Of Being Angry and Half-Asian American
I’ll always remember Bruce Banner tell Captain America, “That’s my secret, I’m always angry,” before the Hulk turned much of Manhattan into a smouldering heap of collateral damage. I thought, “At last, someone who gets me,” as I myself tried to forget exactly how angry I actually was.
My anger erupts, scorching anyone unlucky enough to be close to me. In one moment, I am a raging conflagration of curses, the next I’m a pile of regretful cinders. I sift through those ashes and put myself together again: 52 year old single dad of a 15 year old son, a partner to a performing artist, a martial arts teacher, a photographer.
In case you’re wondering, yes, I’m in therapy, three years and counting. It’s helped immeasurably. Because over those three years I finally found the source of all that anger and am able define its fire: the endless uninvited speculation of my race; the incomplete inclusion from cultures that I always believed were my own; the inspections, the suspicion, the hostility, the fetishization, the violence.

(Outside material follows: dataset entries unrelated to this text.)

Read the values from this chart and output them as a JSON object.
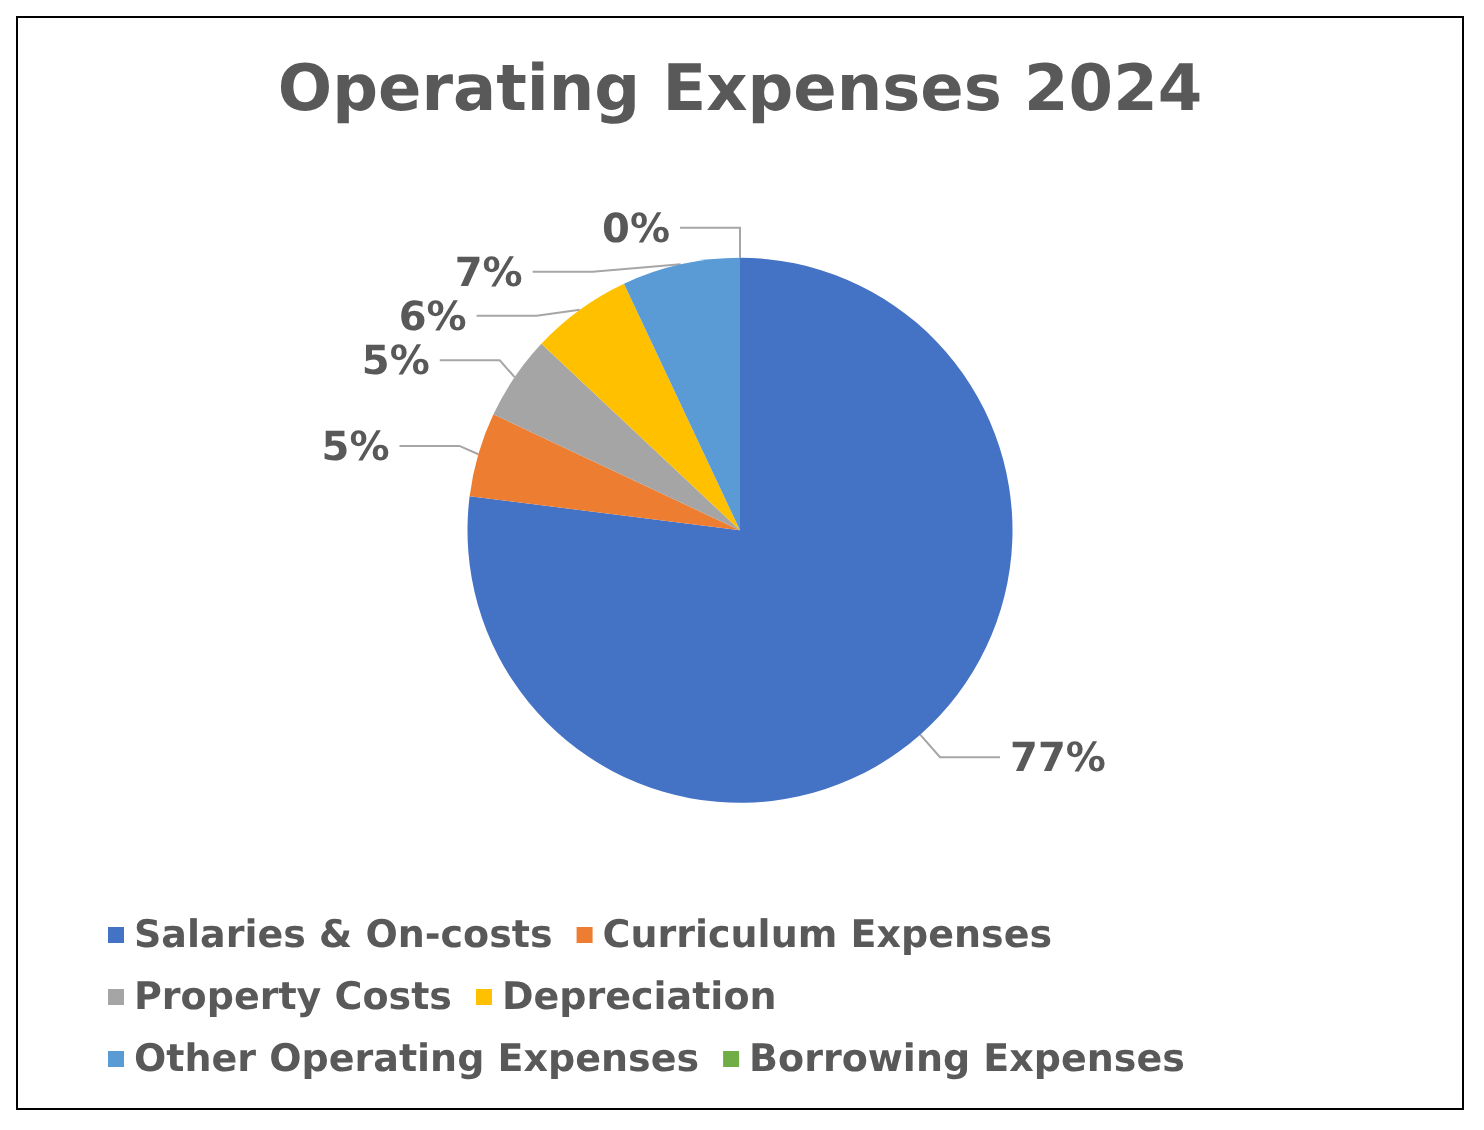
{
  "chart_data": {
    "type": "pie",
    "title": "Operating Expenses 2024",
    "categories": [
      "Salaries & On-costs",
      "Curriculum Expenses",
      "Property Costs",
      "Depreciation",
      "Other Operating Expenses",
      "Borrowing Expenses"
    ],
    "values": [
      77,
      5,
      5,
      6,
      7,
      0
    ],
    "value_labels": [
      "77%",
      "5%",
      "5%",
      "6%",
      "7%",
      "0%"
    ],
    "colors": [
      "#4472c4",
      "#ed7d31",
      "#a5a5a5",
      "#ffc000",
      "#5b9bd5",
      "#70ad47"
    ],
    "legend": "bottom"
  }
}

It’s not as if I did not know I was angry about the disconnectedness I and other biracial people feel or the fact that I had experienced a great deal of race-based trauma growing up — to be biracial is to be angry about a great many things. However for my entire life, I had watered down my anger with annoyance. I was annoyed by race baiting nicknames, I was annoyed by having my body commented on, annoyed by regular attempts to stereotype or define me.
In the midst of this, I gaslighted myself and made excuses for others until I one day I could not call what I felt by any other name.
Nowadays, I catch myself daydreaming about a time when my mostly cheerful, chatty self who mentors and trains martial artists, who delights in photographing the wonders of the world, who loves all as well as he can would no longer worry about being stoked into a rage by the bellows otherness and racism. I know that getting there is going to take a long time, possibly the rest of my life.
I also know I want to keep a tiny piece of it, enough to create another kind of fire, one hot enough for me to forge an alloy of sorts, something stronger than my Korean and Polish halves have been on their own so far — and hot enough to burn away my own hesitancies and doubt so I can sit and write for what for so many years I was unable.